Vedo come altri dirigenti stanno utilizzando l’intelligenza artificiale. Chiedono una domanda, ottengono una risposta e passano oltre. L’output viene accettato al valore nominale, inoltrato a un team e infine inserito in un deck. L’intelligenza artificiale è stata così ridotta a una funzione di autocomplete più basilare.
Non si tratta solo di un’osservazione; è ciò che i ricercatori chiamano agency decay: l’erosione graduale della nostra capacità di formare un giudizio indipendente quando costantemente esternalizziamo il nostro pensiero. Il cervello, come qualsiasi muscolo, si atrofizza senza resistenza. E, importante, può accadere senza che ce ne accorgiamo attivamente.
Non è così che è andata ieri per me. Ogni risposta che ho ottenuto ha sollevato una nuova domanda, ed è esattamente così che dovrebbe essere ogni volta. Cosa succederebbe se modellassimo questo in modo diverso? Quale ipotesi cela questo? Cosa direbbe lo scettico nella stanza su questo? Quel livello di curiosità deve ancora provenire dall’umano; è ciò che guida quanto efficacemente si utilizza il sistema. L’intelligenza artificiale ha solo reso più facile e veloce perseguirlo.
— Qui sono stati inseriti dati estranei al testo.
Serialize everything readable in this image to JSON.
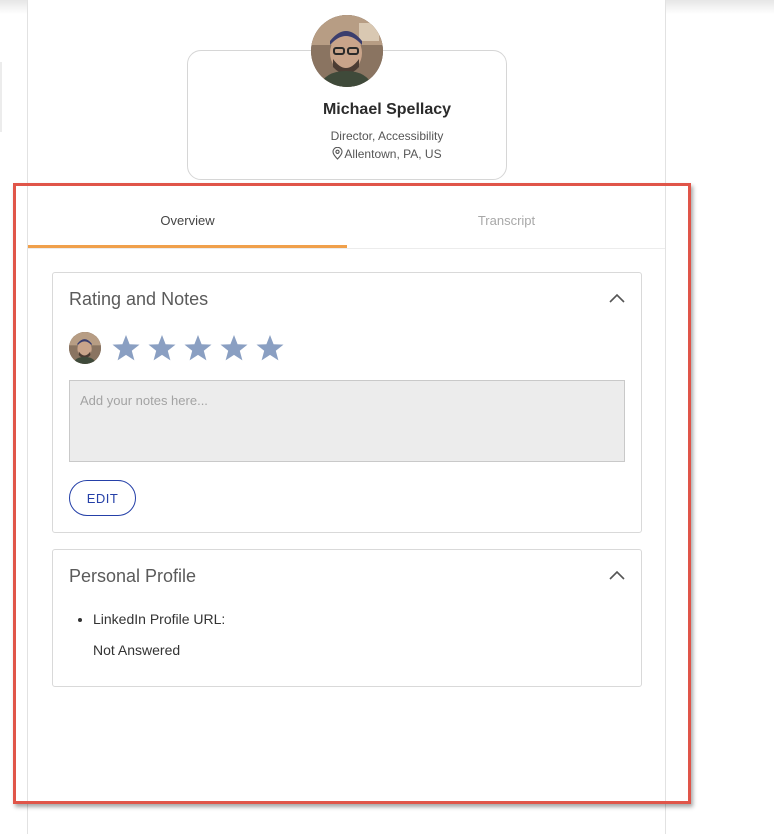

Come integrare il pensiero organico con i sistemi di intelligenza artificiale
La struttura che ho adottato non è venuta da un post del blog. È venuta da molte revisioni di bozzetti,
riscritture mattutine e momenti in cui ho notato che l’intelligenza artificiale produceva qualcosa che non si adattava ai miei pensieri o credenze.
La curiosità, praticata come una disciplina di leadership, è ciò che fa la differenza — non solo chiedere più domande, ma rimanere sinceramente aperti a ciò che non si sa ancora, e disposti a essere smentiti dalla risposta.
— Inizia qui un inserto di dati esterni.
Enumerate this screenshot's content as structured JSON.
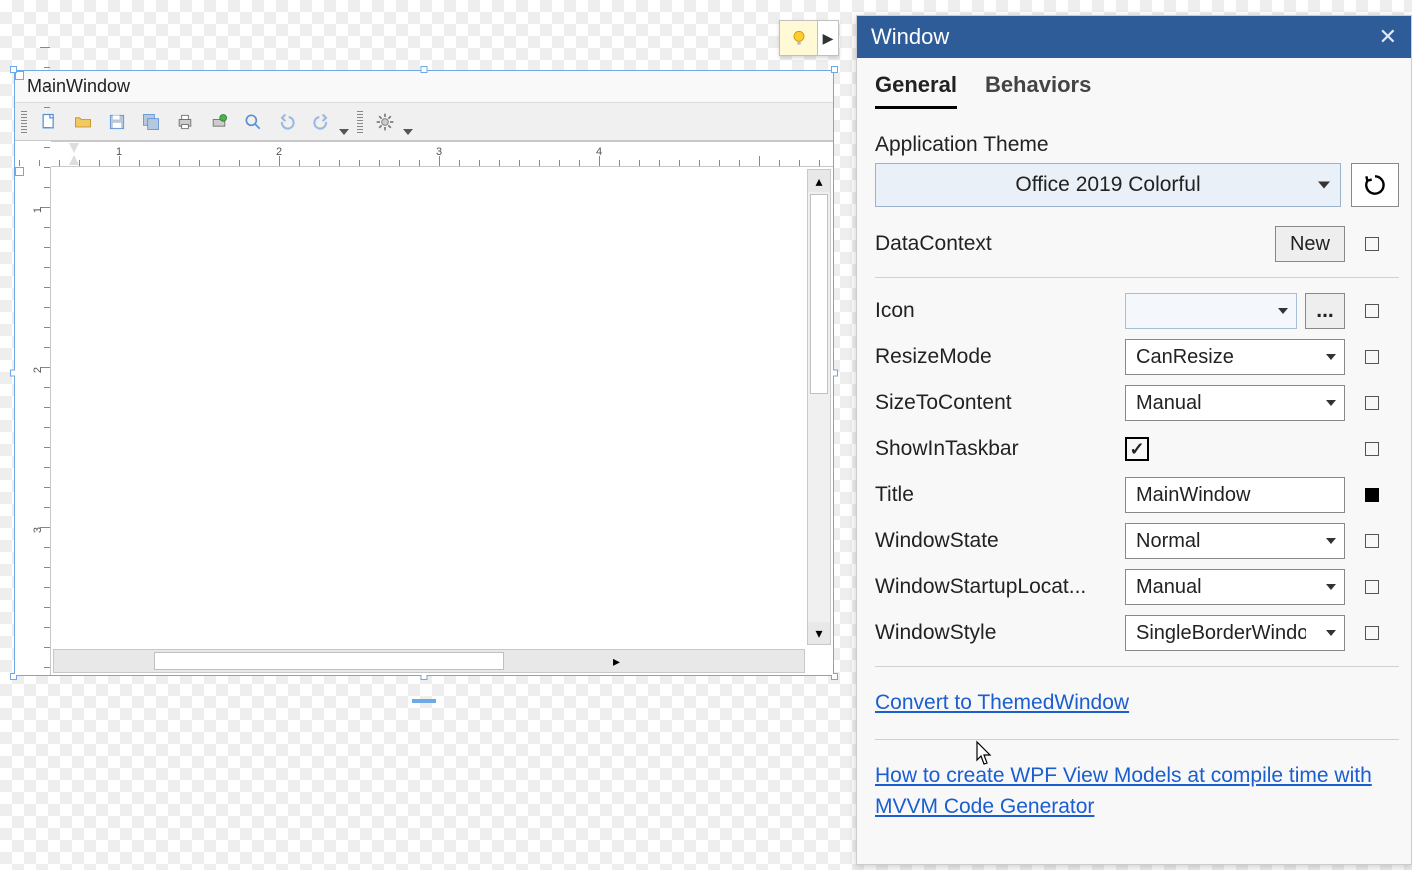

- Iniziate con il vostro stesso pensiero. Prima di inserire il prompt, scrivete una frase o due su ciò che realmente credete. Scrivete del vostro istinto, del vostro angolo e della vostra preoccupazione. Utilizzatelo come base per il vostro prompt. Otterrete costantemente un output fondamentalmente diverso rispetto a se iniziaste da una query vuota.
- Trattate la prima risposta come una prima bozza, non come una risposta finale. Il valore non è in ciò che l’intelligenza artificiale vi dà. È nel gap tra ciò che vi dà e ciò che sapete dovrebbe esserci. Quel gap è dove vive il vostro giudizio.
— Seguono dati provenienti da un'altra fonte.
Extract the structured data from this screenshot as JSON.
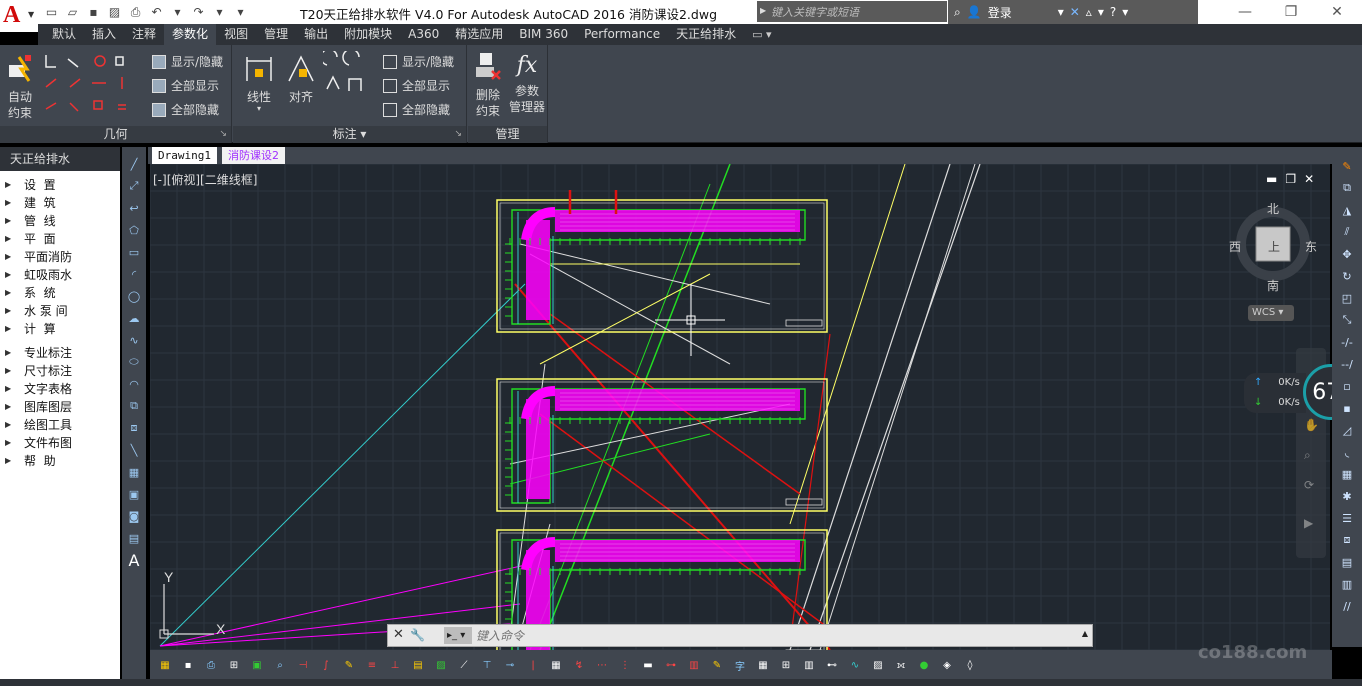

- Chiedete all’intelligenza artificiale di sfidarvi, non solo di aiutarvi. Alcuni dei prompt più utili che ho utilizzato sono: Qual è l’argomentazione più forte contro questo? Cosa non sto vedendo? Segnalate le ipotesi sepolte in questo in modo che io possa sottoporle a test di stress. Questo approccio funziona solo se siete realmente disposti a far sfidare il vostro pensiero.
- Riservate qualcosa per voi stessi. La linea di apertura, l’argomentazione centrale, la cosa che solo voi potreste dire; scrivetela senza aiuto e poi lasciate che l’intelligenza artificiale costruisca attorno ad essa.